Mouthpiece: Half-Formed, by David Bax

This review originally as part of our TIFF 2018 coverage.
Even if you didn’t know going in that Patricia Rozema’s Mouthpiece is an adaptation of a play (by writers/stars Amy Nostbakken and Norah Sadava), it wouldn’t take you long to guess as much. Characters here don’t talk; they opine, reflect and declare like only characters in the most self-conscious theater pieces do.
Nostbakken and Sadava play sisters, so in sync that they share one bicycle and sleep in the same bed. Only a few minutes into Mouthpiece, they learn that their mother has suddenly died. The rest of the film is occupied with them preparing for the funeral and trying to compose a fitting eulogy for a woman about whom they have very complicated feelings.

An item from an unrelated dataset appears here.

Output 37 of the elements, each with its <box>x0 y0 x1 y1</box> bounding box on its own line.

There’s something else going on in Mouthpiece that I’m not telling you, though, because Rozema (whose most recent feature was 2015’s thorny and well-observed Into the Forest) would prefer you figure it out at your own pace. It will have to suffice for me to say that the movie’s clever conceit is not nearly as clever as it thinks it is. Mouthpiece is even more exhausting when you add in its structure, where “what happened at Christmas” is constantly evoked by present day characters while we wait for the flashbacks to catch up and reveal what they’re talking about.
It’s a shame, really, because that scene, when we finally reach it, is among the film’s strongest. Nostbakken and Sadava bring some compelling observations about the way that modern day feminists and other progressives reckon with the more traditional figures that, in this case literally, gave birth to them. When Nostbakken’s character accuses the mother (Maev Beaty) of having wasted her whole life, it’s easy to see why she feels that way; yet how can it be true if that life made the accuser’s possible? Beaty’s performance is a good one but, unfortunately, the screenplay allows her to reveal far less about the mother than what the sisters project onto her.
Not having seen the original stage production, I can only speculate about what Rozema brought to her adaptation. But the film’s most intriguing ideas are purely visual ones. In shot after shot, we notice billboards and other advertisements in the background, highlighting the ways we are both terrified and fascinated by the specter of female aging and death. Like the ideal version of their mother these sisters carry in their heads, there’s a better version of Mouthpiece that was never uncovered.